Puis notre paroisse a subi l’exode rural. Composée autrefois d’une majorité de petits agriculteurs on y trouve maintenant une majorité de retraités. Elle compte environ 80 familles disséminées. Deux lieux de culte sont régulièrement utilisés en alternance, Landouzy et Parfondeval, les deux autres Leuze et Hirson, le sont plus rarement. Des journées de fête exceptionnelles peuvent encore rassembler une centaine de personnes mais notre fête de chant, qui existait depuis 40 ans et connaissait un beau succès, peine à se maintenir. Notre pasteur, qui réside à Landouzy, doit souvent s’absenter pour apporter de l’aide aux paroisses voisines sans pasteur, en particulier celle de Maubeuge. Mais des petits groupes (prière, lecture œcuménique, étude biblique, chorale) connaissent toujours une belle vitalité.

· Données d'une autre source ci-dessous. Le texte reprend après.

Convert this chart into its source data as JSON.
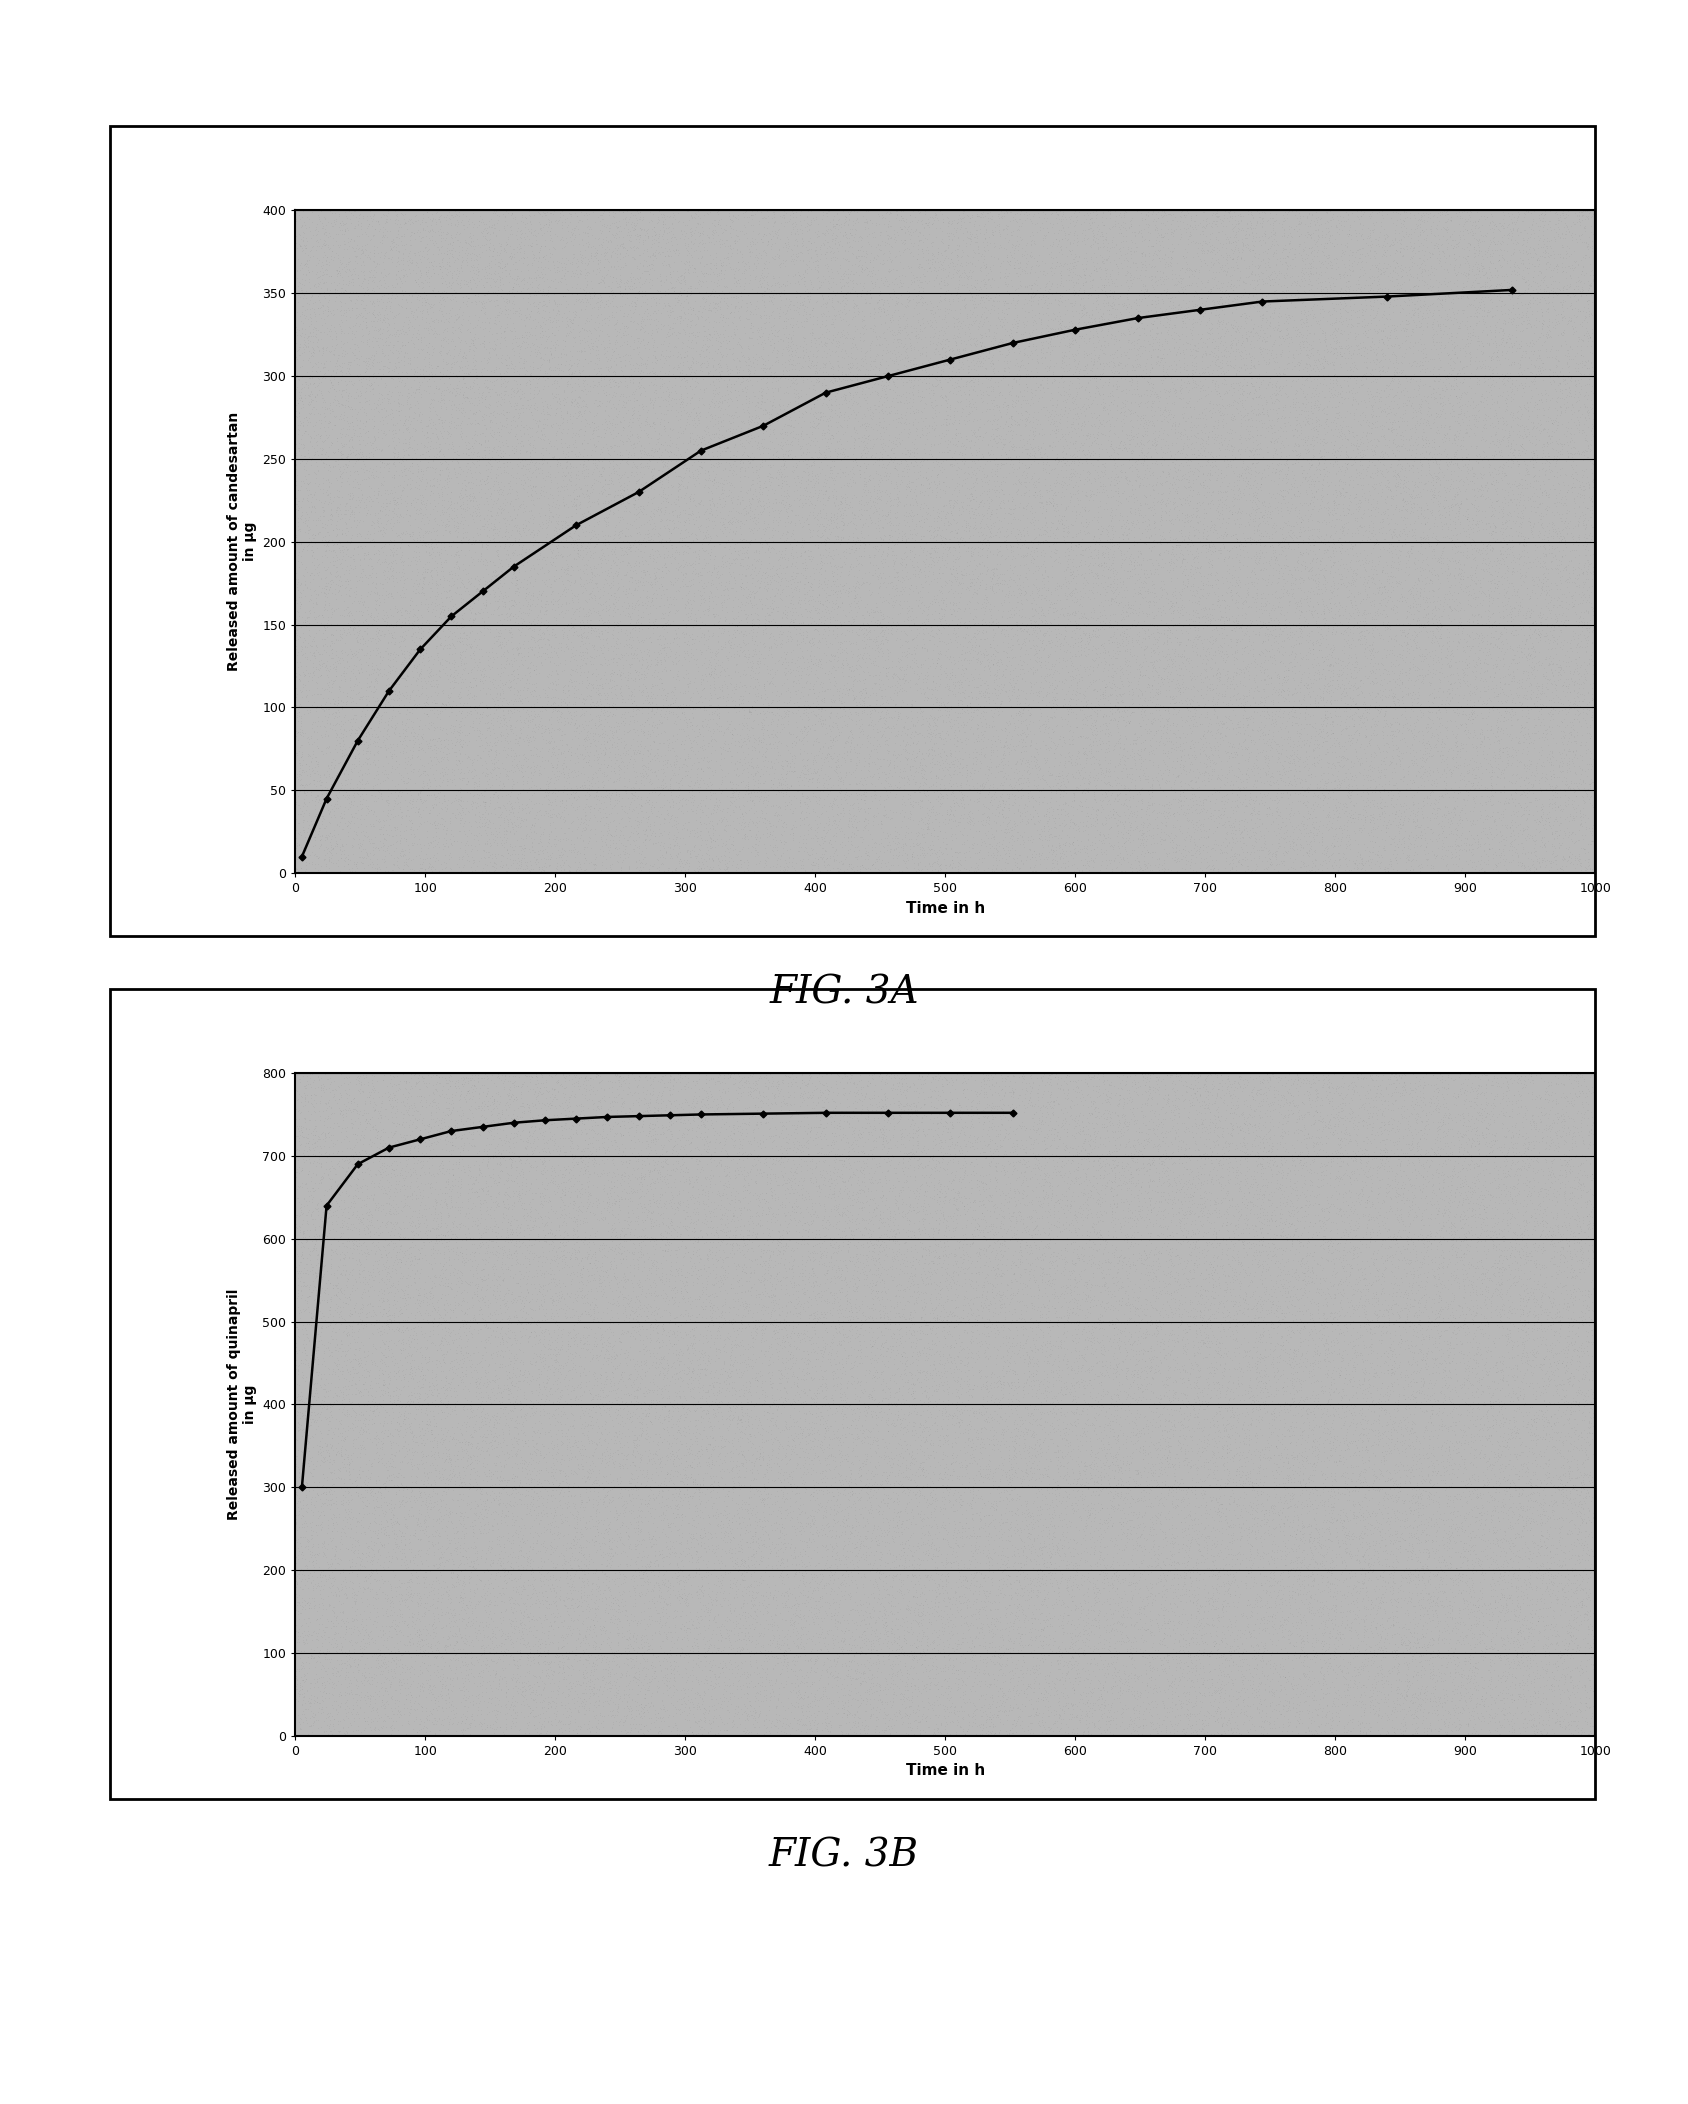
{
  "fig3a": {
    "xlabel": "Time in h",
    "ylabel": "Released amount of candesartan\nin µg",
    "xlim": [
      0,
      1000
    ],
    "ylim": [
      0,
      400
    ],
    "xticks": [
      0,
      100,
      200,
      300,
      400,
      500,
      600,
      700,
      800,
      900,
      1000
    ],
    "yticks": [
      0,
      50,
      100,
      150,
      200,
      250,
      300,
      350,
      400
    ],
    "x": [
      5,
      24,
      48,
      72,
      96,
      120,
      144,
      168,
      216,
      264,
      312,
      360,
      408,
      456,
      504,
      552,
      600,
      648,
      696,
      744,
      840,
      936
    ],
    "y": [
      10,
      45,
      80,
      110,
      135,
      155,
      170,
      185,
      210,
      230,
      255,
      270,
      290,
      300,
      310,
      320,
      328,
      335,
      340,
      345,
      348,
      352
    ]
  },
  "fig3b": {
    "xlabel": "Time in h",
    "ylabel": "Released amount of quinapril\nin µg",
    "xlim": [
      0,
      1000
    ],
    "ylim": [
      0,
      800
    ],
    "xticks": [
      0,
      100,
      200,
      300,
      400,
      500,
      600,
      700,
      800,
      900,
      1000
    ],
    "yticks": [
      0,
      100,
      200,
      300,
      400,
      500,
      600,
      700,
      800
    ],
    "x": [
      5,
      24,
      48,
      72,
      96,
      120,
      144,
      168,
      192,
      216,
      240,
      264,
      288,
      312,
      360,
      408,
      456,
      504,
      552
    ],
    "y": [
      300,
      640,
      690,
      710,
      720,
      730,
      735,
      740,
      743,
      745,
      747,
      748,
      749,
      750,
      751,
      752,
      752,
      752,
      752
    ]
  },
  "bg_color": "#b8b8b8",
  "page_color": "#ffffff",
  "line_color": "#000000",
  "marker": "D",
  "marker_size": 3.5,
  "marker_color": "#000000",
  "label_fontsize": 10,
  "tick_fontsize": 9,
  "caption_fontsize": 28
}
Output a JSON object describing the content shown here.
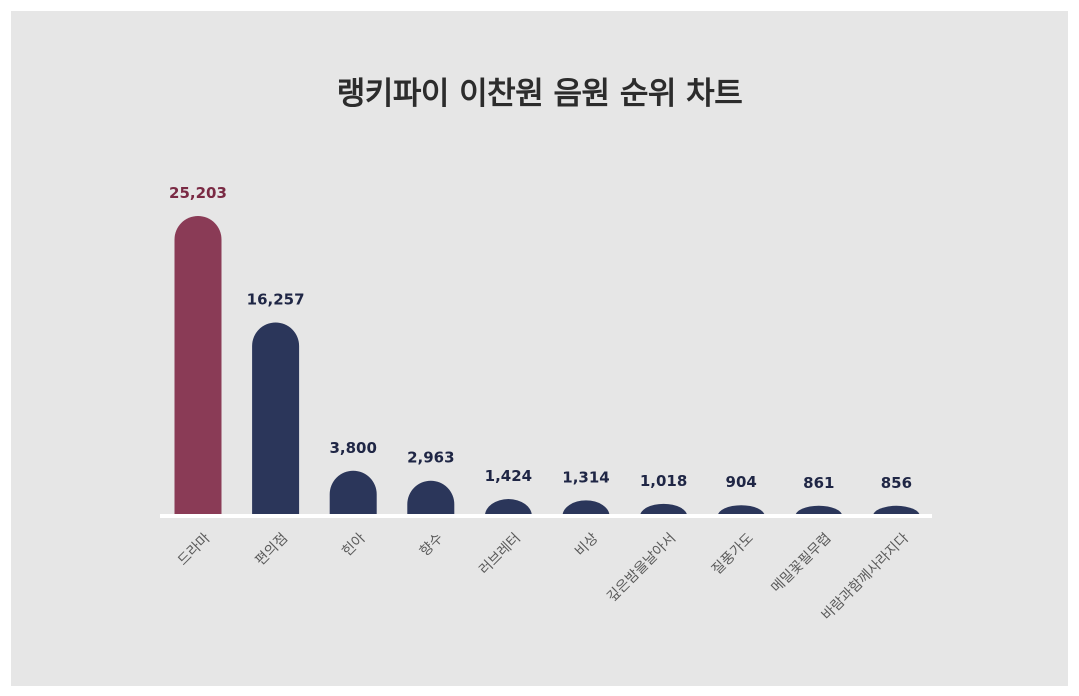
{
  "chart_data": {
    "type": "bar",
    "title": "랭키파이 이찬원 음원 순위 차트",
    "categories": [
      "드라마",
      "편의점",
      "힌아",
      "향수",
      "러브레터",
      "비상",
      "깊은밤을날아서",
      "질풍가도",
      "메밀꽃필무렵",
      "바람과함께사라지다"
    ],
    "values": [
      25203,
      16257,
      3800,
      2963,
      1424,
      1314,
      1018,
      904,
      861,
      856
    ],
    "value_labels": [
      "25,203",
      "16,257",
      "3,800",
      "2,963",
      "1,424",
      "1,314",
      "1,018",
      "904",
      "861",
      "856"
    ],
    "xlabel": "",
    "ylabel": "",
    "ylim": [
      0,
      25203
    ],
    "grid": false,
    "legend": "none",
    "colors": {
      "highlight": "#8a3b56",
      "highlight_label": "#7a2a44",
      "bar": "#2b365a",
      "bar_label": "#1f2645",
      "baseline": "#ffffff"
    }
  }
}
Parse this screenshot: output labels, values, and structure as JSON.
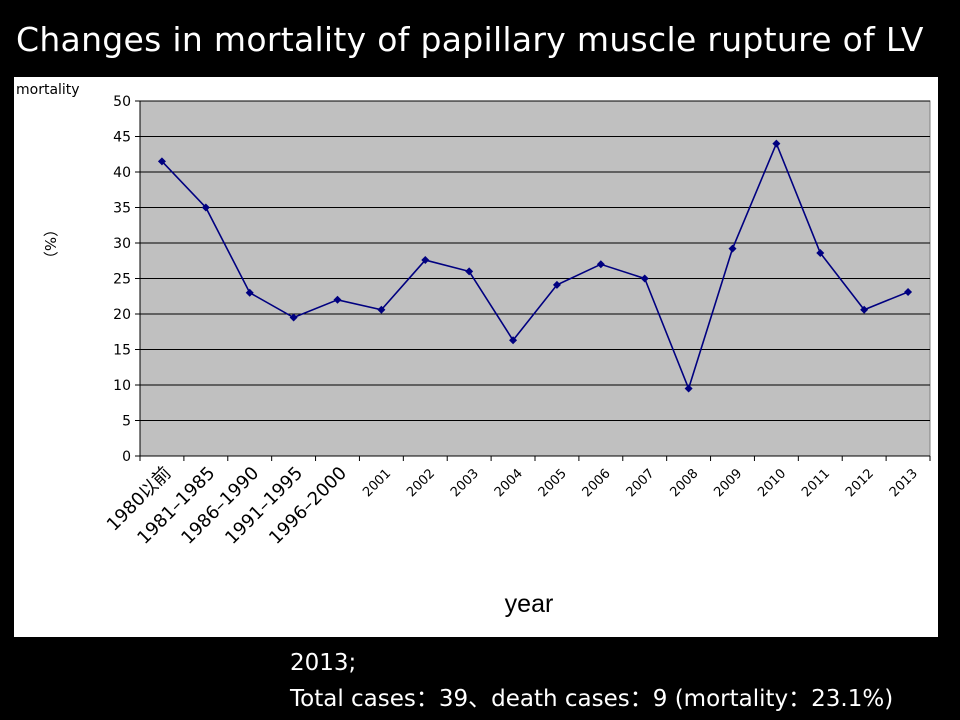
{
  "title": "Changes in mortality of papillary muscle rupture of LV",
  "chart_data": {
    "type": "line",
    "categories": [
      "1980以前",
      "1981–1985",
      "1986–1990",
      "1991–1995",
      "1996–2000",
      "2001",
      "2002",
      "2003",
      "2004",
      "2005",
      "2006",
      "2007",
      "2008",
      "2009",
      "2010",
      "2011",
      "2012",
      "2013"
    ],
    "series": [
      {
        "values": [
          41.5,
          35,
          23,
          19.5,
          22,
          20.6,
          27.6,
          26,
          16.3,
          24.1,
          27,
          25,
          9.5,
          29.2,
          44,
          28.6,
          20.6,
          23.1
        ]
      }
    ],
    "ylabel_top": "mortality",
    "ylabel_side": "（%）",
    "xlabel": "year",
    "ylim": [
      0,
      50
    ],
    "yticks": [
      0,
      5,
      10,
      15,
      20,
      25,
      30,
      35,
      40,
      45,
      50
    ],
    "grid": true,
    "legend": "none",
    "colors": {
      "line": "#000080",
      "plot_bg": "#c0c0c0",
      "grid": "#000000"
    }
  },
  "footer": {
    "line1": "2013;",
    "line2": "Total cases：39、death cases：9 (mortality：23.1%)"
  }
}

L’histoire protestante si particulière de notre région était racontée au musée de Lemé qui occupait le temple désaffecté. Mais au bout de 18 ans le conseil d’administration vieillissant et le petit nombre de visiteurs nous ont contraints à fermer ses portes.

 

Enfin une note positive pour terminer. Nos cultes bénéficient, surtout l’été, de la présence de vacanciers venus des pays Bas. Un jeune couple hollandais s’est installé chez nous et s’investit dans la vie paroissiale nous apportant nouveauté et dynamisme. Aujourd’hui toujours fiers de notre riche passé nous devons nous montrer capables de transmettre autre chose qu’une identité et des valeurs. Tout en nous adaptant à l’évolution de notre paroisse nous devons témoigner de la Bonne Nouvelle qui surgit de la rencontre avec Dieu.